By providing the best work for the city at the lowest possible price while minimizing the impacts of delay and providing savings in labor costs, the PLA meets the criteria established by Section 222 of the New York State Labor Law. With 18 different local labor agreements that could potentially apply to the project, the PLA provides for a unified approach to shifts and time off, and the increased coordination under one agreement allows for more cost-effective scheduling and increased flexibility. The agreement is projected to save the city between $16 million and $23 million by reducing labor costs for shift work, standardizing holidays across all participating trades, and implementing a Worker’s Compensation Alternative Dispute Resolution Program. Additionally, the PLA protects against delays or disruptions that could potentially arise from labor disputes. The terms of the PLA were negotiated to encourage competition among potential bidders while assuring a wide pool of potential subcontractors.

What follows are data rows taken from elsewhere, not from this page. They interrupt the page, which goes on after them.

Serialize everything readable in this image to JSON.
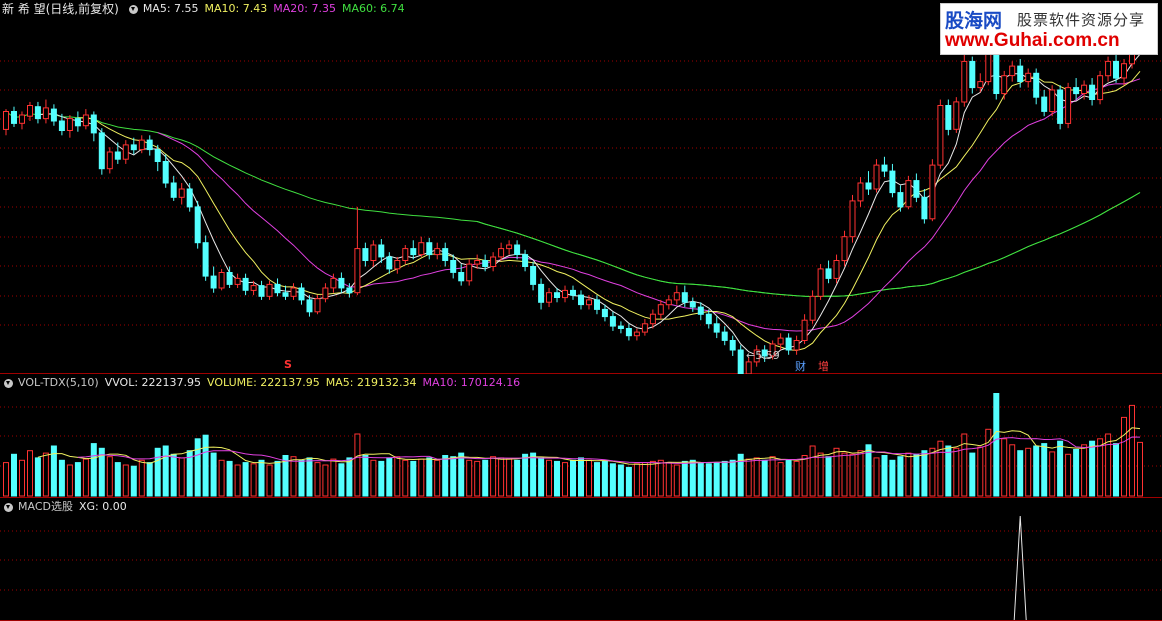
{
  "main_panel": {
    "title": "新 希 望(日线,前复权)",
    "ma_labels": [
      {
        "text": "MA5: 7.55",
        "color": "#e8e8e8"
      },
      {
        "text": "MA10: 7.43",
        "color": "#f0f060"
      },
      {
        "text": "MA20: 7.35",
        "color": "#e040e0"
      },
      {
        "text": "MA60: 6.74",
        "color": "#40e040"
      }
    ],
    "annotations": {
      "low_price": "5.59",
      "marker_s": "S",
      "marker_cai": "财",
      "marker_zeng": "增"
    }
  },
  "volume_panel": {
    "title": "VOL-TDX(5,10)",
    "labels": [
      {
        "text": "VVOL: 222137.95",
        "color": "#e8e8e8"
      },
      {
        "text": "VOLUME: 222137.95",
        "color": "#f0f060"
      },
      {
        "text": "MA5: 219132.34",
        "color": "#f0f060"
      },
      {
        "text": "MA10: 170124.16",
        "color": "#e040e0"
      }
    ]
  },
  "indicator_panel": {
    "title": "MACD选股",
    "labels": [
      {
        "text": "XG: 0.00",
        "color": "#e8e8e8"
      }
    ]
  },
  "watermark": {
    "brand": "股海网",
    "slogan": "股票软件资源分享",
    "url": "www.Guhai.com.cn"
  },
  "colors": {
    "up": "#ff3232",
    "down": "#54ffff",
    "ma5": "#e8e8e8",
    "ma10": "#f0f060",
    "ma20": "#e040e0",
    "ma60": "#40e040",
    "grid": "#a00000"
  },
  "chart_data": {
    "type": "candlestick",
    "price_range": [
      5.3,
      8.05
    ],
    "candles": [
      [
        7.15,
        7.3,
        7.32,
        7.1
      ],
      [
        7.3,
        7.2,
        7.34,
        7.17
      ],
      [
        7.2,
        7.27,
        7.3,
        7.15
      ],
      [
        7.26,
        7.35,
        7.38,
        7.22
      ],
      [
        7.34,
        7.24,
        7.38,
        7.2
      ],
      [
        7.24,
        7.33,
        7.4,
        7.2
      ],
      [
        7.32,
        7.22,
        7.36,
        7.18
      ],
      [
        7.22,
        7.14,
        7.28,
        7.1
      ],
      [
        7.14,
        7.24,
        7.27,
        7.08
      ],
      [
        7.24,
        7.18,
        7.3,
        7.13
      ],
      [
        7.18,
        7.27,
        7.32,
        7.15
      ],
      [
        7.27,
        7.12,
        7.3,
        7.05
      ],
      [
        7.12,
        6.82,
        7.16,
        6.77
      ],
      [
        6.82,
        6.96,
        7.0,
        6.78
      ],
      [
        6.96,
        6.9,
        7.04,
        6.86
      ],
      [
        6.9,
        7.02,
        7.06,
        6.86
      ],
      [
        7.02,
        6.98,
        7.08,
        6.94
      ],
      [
        6.98,
        7.06,
        7.1,
        6.95
      ],
      [
        7.06,
        6.98,
        7.1,
        6.93
      ],
      [
        6.98,
        6.88,
        7.02,
        6.8
      ],
      [
        6.88,
        6.7,
        6.94,
        6.66
      ],
      [
        6.7,
        6.58,
        6.76,
        6.55
      ],
      [
        6.58,
        6.65,
        6.7,
        6.52
      ],
      [
        6.65,
        6.5,
        6.7,
        6.46
      ],
      [
        6.5,
        6.2,
        6.55,
        6.15
      ],
      [
        6.2,
        5.92,
        6.26,
        5.88
      ],
      [
        5.92,
        5.82,
        6.0,
        5.78
      ],
      [
        5.82,
        5.95,
        5.98,
        5.8
      ],
      [
        5.95,
        5.85,
        6.0,
        5.82
      ],
      [
        5.85,
        5.9,
        5.94,
        5.82
      ],
      [
        5.9,
        5.8,
        5.94,
        5.76
      ],
      [
        5.8,
        5.84,
        5.88,
        5.76
      ],
      [
        5.84,
        5.75,
        5.88,
        5.72
      ],
      [
        5.75,
        5.85,
        5.88,
        5.72
      ],
      [
        5.85,
        5.78,
        5.9,
        5.75
      ],
      [
        5.78,
        5.75,
        5.84,
        5.72
      ],
      [
        5.75,
        5.82,
        5.86,
        5.72
      ],
      [
        5.82,
        5.72,
        5.86,
        5.68
      ],
      [
        5.72,
        5.62,
        5.76,
        5.58
      ],
      [
        5.62,
        5.73,
        5.76,
        5.6
      ],
      [
        5.73,
        5.82,
        5.86,
        5.7
      ],
      [
        5.82,
        5.9,
        5.94,
        5.78
      ],
      [
        5.9,
        5.82,
        5.95,
        5.78
      ],
      [
        5.82,
        5.78,
        5.86,
        5.74
      ],
      [
        5.78,
        6.15,
        6.5,
        5.76
      ],
      [
        6.15,
        6.05,
        6.2,
        6.0
      ],
      [
        6.05,
        6.18,
        6.22,
        6.0
      ],
      [
        6.18,
        6.08,
        6.23,
        6.03
      ],
      [
        6.08,
        5.98,
        6.12,
        5.94
      ],
      [
        5.98,
        6.05,
        6.08,
        5.94
      ],
      [
        6.05,
        6.15,
        6.18,
        6.02
      ],
      [
        6.15,
        6.1,
        6.22,
        6.06
      ],
      [
        6.1,
        6.2,
        6.25,
        6.08
      ],
      [
        6.2,
        6.1,
        6.24,
        6.06
      ],
      [
        6.1,
        6.15,
        6.2,
        6.06
      ],
      [
        6.15,
        6.05,
        6.2,
        6.0
      ],
      [
        6.05,
        5.95,
        6.1,
        5.9
      ],
      [
        5.95,
        5.88,
        6.02,
        5.84
      ],
      [
        5.88,
        6.02,
        6.06,
        5.84
      ],
      [
        6.02,
        6.05,
        6.1,
        5.98
      ],
      [
        6.05,
        6.0,
        6.1,
        5.96
      ],
      [
        6.0,
        6.08,
        6.12,
        5.96
      ],
      [
        6.08,
        6.15,
        6.2,
        6.05
      ],
      [
        6.15,
        6.18,
        6.22,
        6.1
      ],
      [
        6.18,
        6.1,
        6.22,
        6.06
      ],
      [
        6.1,
        6.0,
        6.14,
        5.96
      ],
      [
        6.0,
        5.85,
        6.04,
        5.8
      ],
      [
        5.85,
        5.7,
        5.9,
        5.64
      ],
      [
        5.7,
        5.78,
        5.82,
        5.66
      ],
      [
        5.78,
        5.74,
        5.82,
        5.7
      ],
      [
        5.74,
        5.8,
        5.84,
        5.7
      ],
      [
        5.8,
        5.76,
        5.84,
        5.72
      ],
      [
        5.76,
        5.68,
        5.8,
        5.64
      ],
      [
        5.68,
        5.72,
        5.76,
        5.64
      ],
      [
        5.72,
        5.64,
        5.76,
        5.6
      ],
      [
        5.64,
        5.58,
        5.68,
        5.54
      ],
      [
        5.58,
        5.5,
        5.62,
        5.46
      ],
      [
        5.5,
        5.48,
        5.54,
        5.44
      ],
      [
        5.48,
        5.42,
        5.52,
        5.38
      ],
      [
        5.42,
        5.45,
        5.48,
        5.38
      ],
      [
        5.45,
        5.52,
        5.56,
        5.42
      ],
      [
        5.52,
        5.6,
        5.64,
        5.48
      ],
      [
        5.6,
        5.68,
        5.72,
        5.56
      ],
      [
        5.68,
        5.72,
        5.76,
        5.64
      ],
      [
        5.72,
        5.78,
        5.84,
        5.68
      ],
      [
        5.78,
        5.7,
        5.84,
        5.66
      ],
      [
        5.7,
        5.66,
        5.74,
        5.62
      ],
      [
        5.66,
        5.6,
        5.7,
        5.55
      ],
      [
        5.6,
        5.52,
        5.64,
        5.48
      ],
      [
        5.52,
        5.45,
        5.58,
        5.4
      ],
      [
        5.45,
        5.38,
        5.5,
        5.34
      ],
      [
        5.38,
        5.3,
        5.42,
        5.25
      ],
      [
        5.3,
        5.1,
        5.34,
        4.98
      ],
      [
        5.1,
        5.2,
        5.24,
        5.06
      ],
      [
        5.2,
        5.3,
        5.34,
        5.16
      ],
      [
        5.3,
        5.25,
        5.34,
        5.2
      ],
      [
        5.25,
        5.35,
        5.38,
        5.22
      ],
      [
        5.35,
        5.4,
        5.44,
        5.3
      ],
      [
        5.4,
        5.3,
        5.44,
        5.26
      ],
      [
        5.3,
        5.38,
        5.42,
        5.26
      ],
      [
        5.38,
        5.55,
        5.6,
        5.35
      ],
      [
        5.55,
        5.75,
        5.8,
        5.52
      ],
      [
        5.75,
        5.98,
        6.02,
        5.72
      ],
      [
        5.98,
        5.9,
        6.05,
        5.86
      ],
      [
        5.9,
        6.05,
        6.1,
        5.86
      ],
      [
        6.05,
        6.25,
        6.3,
        6.0
      ],
      [
        6.25,
        6.55,
        6.6,
        6.2
      ],
      [
        6.55,
        6.7,
        6.75,
        6.5
      ],
      [
        6.7,
        6.65,
        6.8,
        6.6
      ],
      [
        6.65,
        6.85,
        6.9,
        6.62
      ],
      [
        6.85,
        6.8,
        6.92,
        6.75
      ],
      [
        6.8,
        6.62,
        6.86,
        6.58
      ],
      [
        6.62,
        6.5,
        6.68,
        6.46
      ],
      [
        6.5,
        6.72,
        6.76,
        6.48
      ],
      [
        6.72,
        6.58,
        6.78,
        6.54
      ],
      [
        6.58,
        6.4,
        6.65,
        6.36
      ],
      [
        6.4,
        6.85,
        6.9,
        6.38
      ],
      [
        6.85,
        7.35,
        7.4,
        6.82
      ],
      [
        7.35,
        7.15,
        7.4,
        7.1
      ],
      [
        7.15,
        7.38,
        7.42,
        7.12
      ],
      [
        7.38,
        7.72,
        7.78,
        7.34
      ],
      [
        7.72,
        7.5,
        7.76,
        7.45
      ],
      [
        7.5,
        7.55,
        7.62,
        7.46
      ],
      [
        7.55,
        7.8,
        7.86,
        7.52
      ],
      [
        7.8,
        7.45,
        7.82,
        7.4
      ],
      [
        7.45,
        7.6,
        7.64,
        7.4
      ],
      [
        7.6,
        7.68,
        7.72,
        7.55
      ],
      [
        7.68,
        7.55,
        7.74,
        7.5
      ],
      [
        7.55,
        7.62,
        7.66,
        7.5
      ],
      [
        7.62,
        7.42,
        7.66,
        7.36
      ],
      [
        7.42,
        7.3,
        7.48,
        7.26
      ],
      [
        7.3,
        7.48,
        7.52,
        7.26
      ],
      [
        7.48,
        7.2,
        7.52,
        7.15
      ],
      [
        7.2,
        7.5,
        7.54,
        7.16
      ],
      [
        7.5,
        7.45,
        7.58,
        7.4
      ],
      [
        7.45,
        7.52,
        7.56,
        7.4
      ],
      [
        7.52,
        7.4,
        7.58,
        7.35
      ],
      [
        7.4,
        7.6,
        7.64,
        7.36
      ],
      [
        7.6,
        7.72,
        7.76,
        7.55
      ],
      [
        7.72,
        7.58,
        7.78,
        7.54
      ],
      [
        7.58,
        7.7,
        7.74,
        7.52
      ],
      [
        7.7,
        7.9,
        7.95,
        7.66
      ],
      [
        7.9,
        8.0,
        8.04,
        7.85
      ]
    ],
    "volume_range": [
      0,
      470000
    ],
    "volumes": [
      140000,
      175000,
      150000,
      190000,
      160000,
      180000,
      210000,
      150000,
      130000,
      140000,
      155000,
      220000,
      200000,
      165000,
      140000,
      130000,
      125000,
      150000,
      140000,
      200000,
      210000,
      175000,
      160000,
      190000,
      240000,
      255000,
      180000,
      150000,
      145000,
      130000,
      140000,
      135000,
      150000,
      130000,
      145000,
      170000,
      165000,
      150000,
      160000,
      140000,
      130000,
      155000,
      135000,
      160000,
      260000,
      170000,
      150000,
      145000,
      160000,
      165000,
      150000,
      145000,
      155000,
      160000,
      150000,
      170000,
      165000,
      180000,
      150000,
      145000,
      150000,
      165000,
      160000,
      155000,
      150000,
      175000,
      180000,
      160000,
      150000,
      145000,
      140000,
      150000,
      160000,
      150000,
      140000,
      145000,
      135000,
      130000,
      120000,
      135000,
      140000,
      145000,
      150000,
      140000,
      130000,
      145000,
      150000,
      140000,
      135000,
      140000,
      145000,
      150000,
      175000,
      155000,
      160000,
      150000,
      165000,
      140000,
      150000,
      145000,
      170000,
      210000,
      180000,
      165000,
      200000,
      180000,
      175000,
      190000,
      215000,
      160000,
      170000,
      150000,
      165000,
      180000,
      175000,
      190000,
      200000,
      230000,
      210000,
      200000,
      260000,
      180000,
      205000,
      280000,
      430000,
      240000,
      215000,
      190000,
      200000,
      210000,
      220000,
      185000,
      230000,
      175000,
      195000,
      215000,
      230000,
      240000,
      260000,
      220000,
      330000,
      380000,
      225000
    ],
    "xg_signal_index": 127
  }
}
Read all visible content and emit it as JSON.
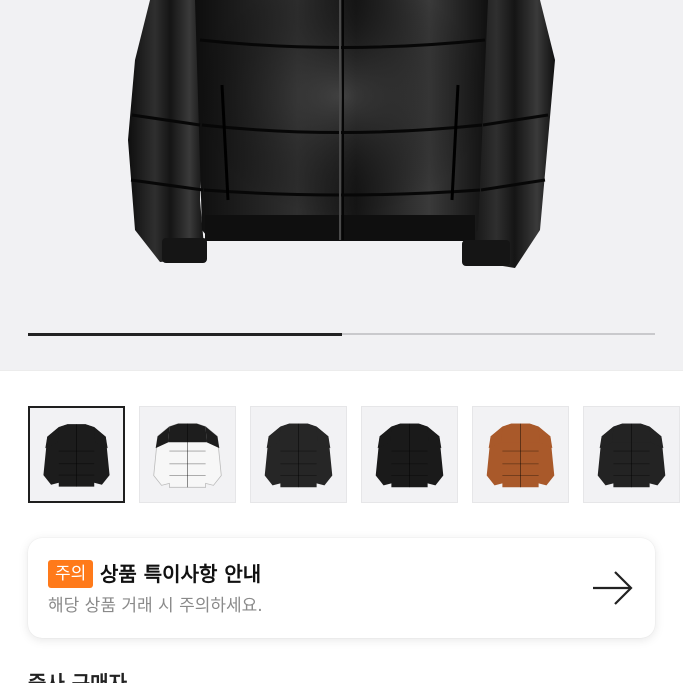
{
  "gallery": {
    "progress_fraction": 0.5,
    "thumbnails": [
      {
        "name": "thumb-black-jacket-front",
        "color": "#1c1c1c",
        "selected": true
      },
      {
        "name": "thumb-white-jacket",
        "color": "#f4f4f4",
        "selected": false
      },
      {
        "name": "thumb-black-matte-jacket",
        "color": "#262626",
        "selected": false
      },
      {
        "name": "thumb-black-jacket",
        "color": "#1a1a1a",
        "selected": false
      },
      {
        "name": "thumb-brown-jacket",
        "color": "#a9592a",
        "selected": false
      },
      {
        "name": "thumb-black-jacket-alt",
        "color": "#232323",
        "selected": false
      }
    ]
  },
  "notice": {
    "badge": "주의",
    "title": "상품 특이사항 안내",
    "subtitle": "해당 상품 거래 시 주의하세요.",
    "badge_color": "#ff7a1a",
    "arrow_icon": "arrow-right-icon"
  },
  "seller": {
    "label": "중사 구매자"
  }
}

The Rondout-West Branch Tunnel is a critical component of the New York City water supply system. The 85-mile Delaware Aqueduct conveys more than 500 million gallons of water per day from Ashokan, Cannonsville, Pepacton and Schoharie Reservoirs — approximately half of the city’s drinking water and serving one million residents of Orange, Putnam, Ulster and Westchester Counties. Additionally, residents of the Towns of Newburgh and Marlboro are supplied directly by the Rondout-West Branch Tunnel. Construction of the water bypass will allow for repair of the Delaware Aqueduct, where leaks are resulting in the loss of up to 35 million gallons of water per day. Construction of the 2.4 mile tunnel bypass will cost roughly $1 billion, and will be completed in 2020 and connected to the Rondout-West Branch Tunnel in 2021.
The Water for the Future program to repair the Delaware Aqueduct is part of Strategy 2011-2014, the far-reaching strategic plan that lays out 100 distinct initiatives to make DEP the safest, most efficient, cost-effective, and transparent water utility in the nation. According to a progress report released in March 2012, 99 of the plan’s 100 initiatives were either underway or achieved in 2011. The product of nearly one year of analysis and outreach, the plan builds on PlaNYC, Mayor Bloomberg’s sustainability blueprint for New York City. The plan is available on DEP’s website at www.nyc.gov/dep.
DEP manages the city’s water supply, providing more than one billion gallons of water each day to more than nine million residents, including eight million in New York City, and residents of Ulster, Orange, Putnam and Westchester counties. This water comes from the Catskill, Delaware, and Croton watersheds that extend more than 125 miles from the City, and the system comprises 19 reservoirs, three controlled lakes, and numerous tunnels and aqueducts. DEP employs nearly 6,000 employees, including almost 1,000 scientists, engineers, surveyors, watershed maintainers and others professionals in the upstate watershed. In addition to its $49 million payroll and $132 million in annual taxes paid in upstate counties, DEP has invested more than $1.5 billion in watershed protection programs — including partnership organizations such as the Catskill Watershed Corporation and the Watershed Agricultural Council — that support sustainable farming practices, environmentally sensitive economic development, and local economic opportunity. In addition, DEP has a robust capital program with a planned $13.2 billion in investments over the next 10 years that creates up to 3,000 construction-related jobs per year.